Easter Anxiety

Though I was ready to buy almost any story I heard, I found Easter pretty unlikely when I was a kid. Jesus is sold out by his friends, denied by his legions of followers, killed in a horrible way, buried in a cave, and then after three days emerges, relatively unperturbed as to recent events.

Nah. Never bought it.

Part of my disbelief hinges on the pictures. In the hundreds of artist representations depicting Easter that I saw growing up, above my grandmom’s living room couch or in all of my grade schools, Jesus always seemed a bit wiser, calmer, inspired, a whole lot holier, and maybe a bit roughed up. He definitely appeared ready to move on up to the next place.

Of course now I look at those pictures with a different perspective. With more experience, I see a dude resurrected, climbing out of a pit after a long dark winter, both literal and figurative. Sticking with that metaphor, in the pictures it’s the beginning of spring, lighter, easier going. In almost all of these pictures, sunlight is dramatically present.

I always supposed that the whole scene was meant to convey Jesus’ transition from man to God. Coming out of the grave. Rebirth. In better condition. Transition from man to God. The sunlight. God, grace, optimism, divinity. The liberation from earth and the ascendance to Heaven. But now I think that’s all a crock.

Jesus may look well-rested, godly, and spiritual, but there’s no way he’s not a little pissed off. He was denied three times by his strongest supporter, betrayed by his best friend who then killed himself, and still has to figure out how to make everyone OK with Mary Magdalene. His entire follower base went against him in the end, and at the very best it was all organized by his dad.

Moreover, he’s probably anxious as hell. If Jesus really was granted divine omnipotence either before or after his death, he has to realize that his whole story has just kicked off an eternal war that has not even yet begun. At its best, it would be debated for the rest of time, cause self-doubt, struggle, and pain. At its worst, it would go on to instigate countless wars across the globe, and cause millions of deaths and people tortured in the unwavering confidence granted by sanctimony and theological justification.

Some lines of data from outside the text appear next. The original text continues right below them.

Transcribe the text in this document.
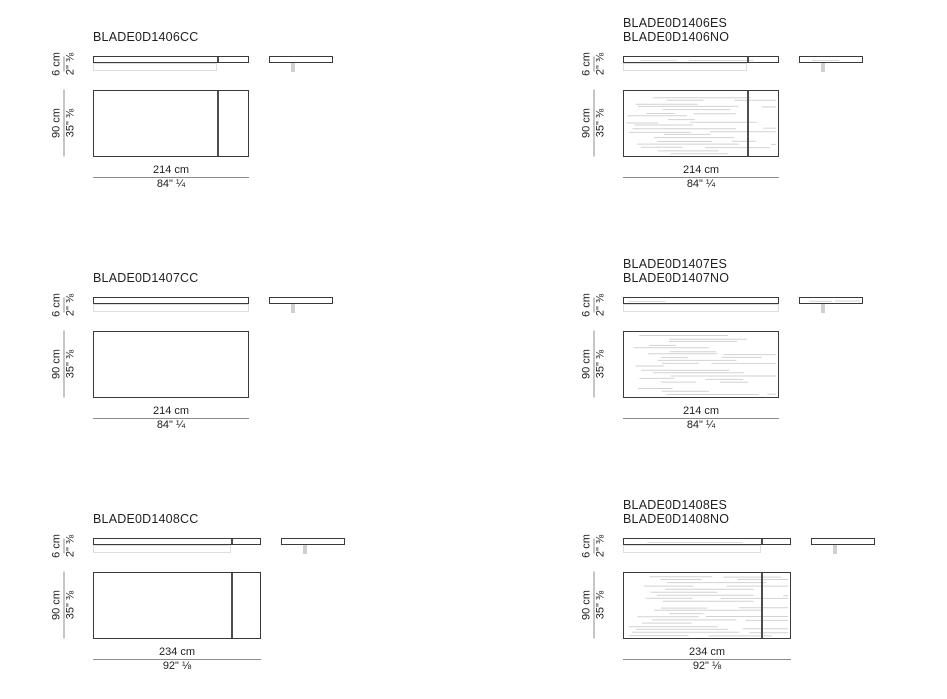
BLADE0D1406CC
6 cm 2" ⅜
90 cm 35" ⅜
214 cm
84" ¼
BLADE0D1406ES
BLADE0D1406NO
6 cm 2" ⅜
90 cm 35" ⅜
214 cm
84" ¼
BLADE0D1407CC
6 cm 2" ⅜
90 cm 35" ⅜
214 cm
84" ¼
BLADE0D1407ES
BLADE0D1407NO
6 cm 2" ⅜
90 cm 35" ⅜
214 cm
84" ¼
BLADE0D1408CC
6 cm 2" ⅜
90 cm 35" ⅜
234 cm
92" ⅛
BLADE0D1408ES
BLADE0D1408NO
6 cm 2" ⅜
90 cm 35" ⅜
234 cm
92" ⅛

There’s no way Jesus didn’t have some serious anxiety, which I can understand. The Easter pictures show him so godly and inspired, which isn’t something I can really commiserate with. Anxiety? Hell yes. Show me some Easter pictures of Jesus coming out of the grave with a face full of worry, eyes already starting to crinkle under concern. Show me an Easter picture of Jesus wringing his hands on the shroud of Torin or popping a Xanax to cope with the stress. Let me see a picture of Jesus checking his messages every five minutest to make sure that everything is OK. That’s a picture I’d hang above my living room couch.